RESUME MENULIS GEL 17

Kamis, 17 Desember 2020

Maafkan Aku Mamah










                                                                       Oleh : Ai Setiawati

     Cerita ini ku buat berdasarkan pengalamanku. Ini berawal sejak aku masih duduk di Sekolah Dasar (SD). Ketika itu bu Ena guru kelasku di kelas satu bertanya "Siapa nama ibu?" Tanya bu guru .aku jawab " Ma Enah". ketika aku menjawab pertanyaan itu sepertinya bu guruku tertegun penuh tanda tanya. Dengan rasa sayang beliau bertanya kembali padaku "Betul itu nama ibu mu?" "Betul bu " jawabku. Ya sudah nanti lagi ya, ngobrol sama ibu, sahut beliau. Semenjak percakapan dengan guruku. Ada terbersit sejumlah pertanyaan dalam hati. Siapakah ibuku? Masih adakah? Dimana sekarang dan banyak pertanyaan lain yang bergelayut dalam pikiranku. Sesampainya di rumah. Ema dengan senyum hangat menyambutku dan beliau menyuruhku ganti baju lalu shalat dzuhur. Masih dalam keadaan pikiran yang penuh tanda tanya. Setelah selesai shalat dzuhur, Ema menyuruhku makan siang. Wah ada kesempatan nih, pikirku. Aku bisa bertanya pada Ema.Sambil aku makan siang, Ema menemaniku makan. Aku bertanya "Ema, aku anak keberapa? Tadi bu guru bertanya, sahutku pada Ema. Ema menarik napas panjang, seperti ada segumpal resah didalam dadanya. Ema berkata: " Nanti setelah dewasa kamu pasti mengerti, teh. Panggilanku sejak kecil adalah Teteh, karena aku adalah cucu perempuan pertama bagi keluarga besar nenekku.  Selain Ema dirumah ada juga Bibi. Bibiku seorang guru SD dan waktu aku kelas satu SD, bibiku belum menikah.  
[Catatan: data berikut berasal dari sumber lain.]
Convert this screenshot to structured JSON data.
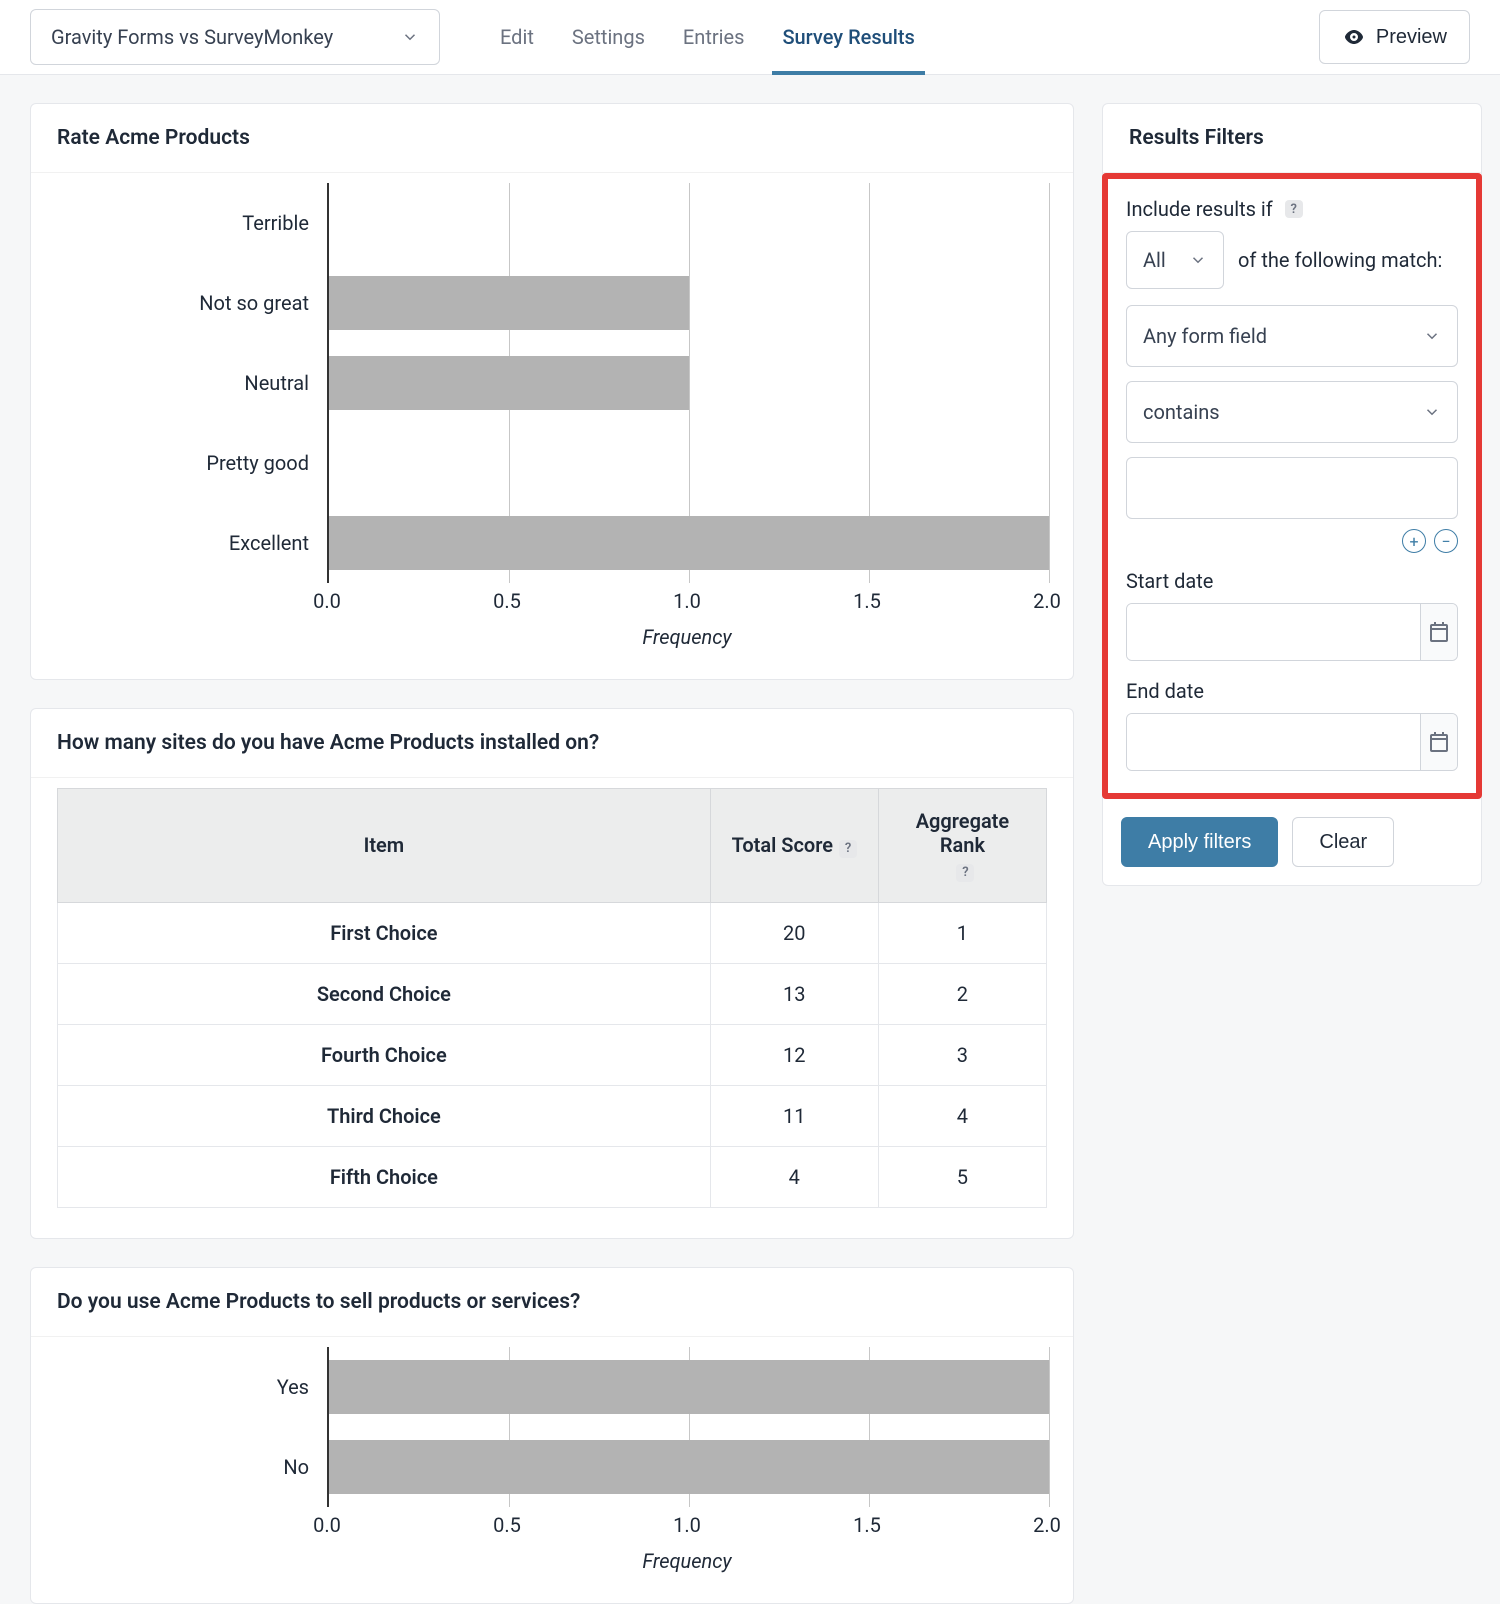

    Aku ingat tiap akhir libur sekolah, aku selalu liburan ke kota. Biasanya Bapak selalu menemaniku ke kota. Bapak panggilanku kepada kakek. Inilah awalnya saya tahu siapa orang tuaku sebenarnya. Saya ingat sepanjang perjalanan dalam Bus, bapak selalu bercerita. Dan aku pun bertanya "Pa, Kita mau kemana? tanyaku. "Kita menemui mamah, kan teteh suka nanya terus" sahut bapak. "Ohhh,,,memangnya bukan Ema ? sahutku 

"Bukan, Ema adalah nenekmu, Bi Eha Bibimu, Bapak adalah kakekmu" sahut bapak

"Ohhh,, aku hanya bisa menjawab begitu saja". Sepanjang perjalanan kakek terus bercerita.
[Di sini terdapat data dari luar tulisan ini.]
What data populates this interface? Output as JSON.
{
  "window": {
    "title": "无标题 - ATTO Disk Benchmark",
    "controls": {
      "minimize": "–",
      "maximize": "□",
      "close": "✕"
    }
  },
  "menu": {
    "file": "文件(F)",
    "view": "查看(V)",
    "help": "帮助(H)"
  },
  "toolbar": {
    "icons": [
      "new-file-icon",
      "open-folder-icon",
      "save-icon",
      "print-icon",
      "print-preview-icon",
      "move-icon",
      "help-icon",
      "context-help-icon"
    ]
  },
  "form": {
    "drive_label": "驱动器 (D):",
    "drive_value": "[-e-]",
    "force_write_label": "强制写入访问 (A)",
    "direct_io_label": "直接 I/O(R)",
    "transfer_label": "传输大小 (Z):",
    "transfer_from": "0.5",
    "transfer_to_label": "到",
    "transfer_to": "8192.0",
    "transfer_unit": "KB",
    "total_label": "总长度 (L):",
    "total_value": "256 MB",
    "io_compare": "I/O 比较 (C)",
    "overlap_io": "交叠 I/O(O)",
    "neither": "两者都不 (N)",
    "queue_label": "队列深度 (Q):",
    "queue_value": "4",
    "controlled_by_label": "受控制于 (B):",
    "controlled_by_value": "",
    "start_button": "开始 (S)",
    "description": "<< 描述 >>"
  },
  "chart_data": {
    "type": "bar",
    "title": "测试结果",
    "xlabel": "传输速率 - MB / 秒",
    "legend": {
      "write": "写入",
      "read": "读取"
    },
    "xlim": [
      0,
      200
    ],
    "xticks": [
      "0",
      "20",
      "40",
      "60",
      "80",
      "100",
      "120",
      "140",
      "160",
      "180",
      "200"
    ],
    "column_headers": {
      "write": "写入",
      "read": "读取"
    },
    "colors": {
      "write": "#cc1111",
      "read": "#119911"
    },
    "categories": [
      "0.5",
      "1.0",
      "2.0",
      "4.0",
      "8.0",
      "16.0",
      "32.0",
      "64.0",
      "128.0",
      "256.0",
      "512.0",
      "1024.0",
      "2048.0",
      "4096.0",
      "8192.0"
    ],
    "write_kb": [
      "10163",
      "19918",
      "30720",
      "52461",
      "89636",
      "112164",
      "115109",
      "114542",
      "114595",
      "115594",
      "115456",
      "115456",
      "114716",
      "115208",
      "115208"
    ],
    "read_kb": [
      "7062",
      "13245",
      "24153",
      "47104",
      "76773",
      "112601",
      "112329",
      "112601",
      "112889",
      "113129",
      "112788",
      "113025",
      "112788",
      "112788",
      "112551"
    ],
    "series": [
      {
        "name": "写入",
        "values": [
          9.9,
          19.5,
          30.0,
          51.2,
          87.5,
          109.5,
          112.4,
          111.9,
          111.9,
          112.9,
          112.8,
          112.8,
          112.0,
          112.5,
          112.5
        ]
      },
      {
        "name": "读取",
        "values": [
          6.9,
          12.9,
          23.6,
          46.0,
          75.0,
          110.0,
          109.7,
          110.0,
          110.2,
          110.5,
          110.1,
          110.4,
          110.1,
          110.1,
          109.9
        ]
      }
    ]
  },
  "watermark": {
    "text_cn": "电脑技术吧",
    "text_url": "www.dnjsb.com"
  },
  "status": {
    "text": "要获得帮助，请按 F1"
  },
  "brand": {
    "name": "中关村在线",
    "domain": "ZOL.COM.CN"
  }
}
Dan akupun memberanikan diri bertanya pada kakek.

 "Pa,,kenapa aku harus tinggal sama Ema dikampung? Kan mamahku ada? tanyaku.

 Kakek menarik napas panjang, karena menurut kakek mana mungkin anak usia 7 tahun mengerti tentang hal itu. Tapi tidak denganku. Aku anaknya cerewet sering bertanya, sampai-sampai kalau kakek cape dengan pertanyaanku, kakek suka pura-pura tidur. Seperti saat ini kita dalam perjalanan ke rumah mamahku. kakek cape sekali mendengar ocehanku. Akhirnya kakek berkata "Nanti tanya sama mamah nya",biar teteh ngerti. Aku pun hanya tersenyum. Tak terasa Bus yang kami tumpangi pun sampai di tempat tujuan. Senyum sang mamah merekah menyambut kedatanganku. Peluk dan cium sebagai pelepas rindu pada anaknya. Setelah istirahat dan makan siang mamah ngobrol santai denganku, menanyakan tetntang keadaan teman, sekolah, ngaji dan semua kegiatannku. Akhirnya aku beranikan diri untuk bertanya "Mamah, kenapa teteh harus sekolah di kampung sama kakek, bukankah mamah sama bapak masih ada? Kenapa? tanyaku. Mamah mengelus kepalaku dengan rasa sayang. "Maafkan mamah ya, sebetulnya mamah pingin sekali teteh tinggal disini, sekolah disini,, Tapi nggak boleh sama nenek. Sahut mamah dengan perasaan yang bercampur aduk. "Kenapa?" tanya ku sambil terus bertanya. "Nanti teteh mengerti dengan sendirinya, tanpa harus mamah jelaskan" jawab mamah sambil meninggalkanku yang masih terdiam penuh tanya. 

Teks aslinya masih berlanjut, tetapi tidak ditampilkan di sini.